In the latest results announced from the company, total sales are up by 5.7% in 2016 so far, just below the rate at the same time last year.
Like for like sales during the same period are also up by 3.7%, although that's lower than the 6% recorded this time in 2015.
The firm has also confirmed it has completed refits on 55 of its shops, and while it has opened 43 new counters, it has closed 21.
The North East firm has credited breakfast, hot sandwiches and ‘Balanced Choice’ options for driving its growth, with consultation under way on how it can invest in its supply chain.
The figures from Greggs Plc have been released ahead of the its general meeting tomorrow.
As part of its statement, the company has said the improvements in its shops and range of products has helped drive sales up, especially its hot sandwiches and, bigger breakfast menu.
The introduction of a flat white coffee has helped give it "double-digit growth" in sales of hot drinks.
Its greater choice of fresh fruit and trials of its upgraded range of salads, which meet its 'Balanced Choice' standards, with options including teriyaki, chicken noodle and falafel with houmous highlighted as innovative.
In addition to the shops it has already refitted, it plans to improve around 145 more by the end of the year, with the addition of seating also helping to draw in customers.

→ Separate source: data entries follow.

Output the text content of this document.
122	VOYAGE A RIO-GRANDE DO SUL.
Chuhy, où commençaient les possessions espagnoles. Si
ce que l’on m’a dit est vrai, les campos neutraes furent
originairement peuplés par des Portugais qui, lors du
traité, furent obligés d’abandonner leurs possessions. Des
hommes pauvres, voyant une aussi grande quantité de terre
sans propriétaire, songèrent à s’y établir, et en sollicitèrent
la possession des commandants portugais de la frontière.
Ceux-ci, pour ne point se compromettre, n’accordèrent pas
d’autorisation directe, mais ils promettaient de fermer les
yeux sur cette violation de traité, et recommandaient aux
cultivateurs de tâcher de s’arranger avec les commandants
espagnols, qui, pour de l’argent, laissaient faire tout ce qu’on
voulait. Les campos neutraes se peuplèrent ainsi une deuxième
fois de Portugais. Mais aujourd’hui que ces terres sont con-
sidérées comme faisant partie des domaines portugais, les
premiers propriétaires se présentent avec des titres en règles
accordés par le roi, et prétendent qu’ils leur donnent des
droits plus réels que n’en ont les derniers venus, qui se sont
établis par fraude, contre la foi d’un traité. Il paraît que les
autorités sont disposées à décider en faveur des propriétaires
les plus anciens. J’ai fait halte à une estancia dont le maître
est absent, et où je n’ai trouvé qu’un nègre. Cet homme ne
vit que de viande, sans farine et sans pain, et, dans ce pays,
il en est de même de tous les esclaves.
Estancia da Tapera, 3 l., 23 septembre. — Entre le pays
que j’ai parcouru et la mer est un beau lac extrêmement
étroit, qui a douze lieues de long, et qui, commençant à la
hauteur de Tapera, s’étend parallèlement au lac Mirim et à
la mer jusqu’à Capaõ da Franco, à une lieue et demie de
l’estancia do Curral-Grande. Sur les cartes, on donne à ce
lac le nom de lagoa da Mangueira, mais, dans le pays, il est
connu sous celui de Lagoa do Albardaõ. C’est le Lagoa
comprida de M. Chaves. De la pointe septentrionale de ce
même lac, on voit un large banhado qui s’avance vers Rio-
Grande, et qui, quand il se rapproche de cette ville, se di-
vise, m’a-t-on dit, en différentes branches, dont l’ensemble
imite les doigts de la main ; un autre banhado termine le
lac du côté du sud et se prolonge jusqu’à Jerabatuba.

So far this year it has opened 43 new shops, including 23 franchised units in transport locations, and closed 21, giving a total of 1,720 shops
As part of a £100million investment plan, it plans to close three of its bakeries, with Sleaford now being shut down, with plans to close its Twickenham base later this year, followed by Edinburgh next year.
The company statement said: "Our people impacted by these proposals have demonstrated their commitment and professionalism during a difficult period and our focus now is to work with them individually to ensure that we manage these changes in line with Greggs’ values as a responsible employer.
"Alongside these closures we will continue to develop our plans to invest in our remaining supply chain network over the next five years in order to create centres of excellence serving our growing shop estate."
It added: "We have made a good start to the year. Input cost inflation remains low despite increased wage costs and, with a strong pipeline of product initiatives and plans to
invest in our shops and supply chain, we expect to make progress in line with our previous expectations."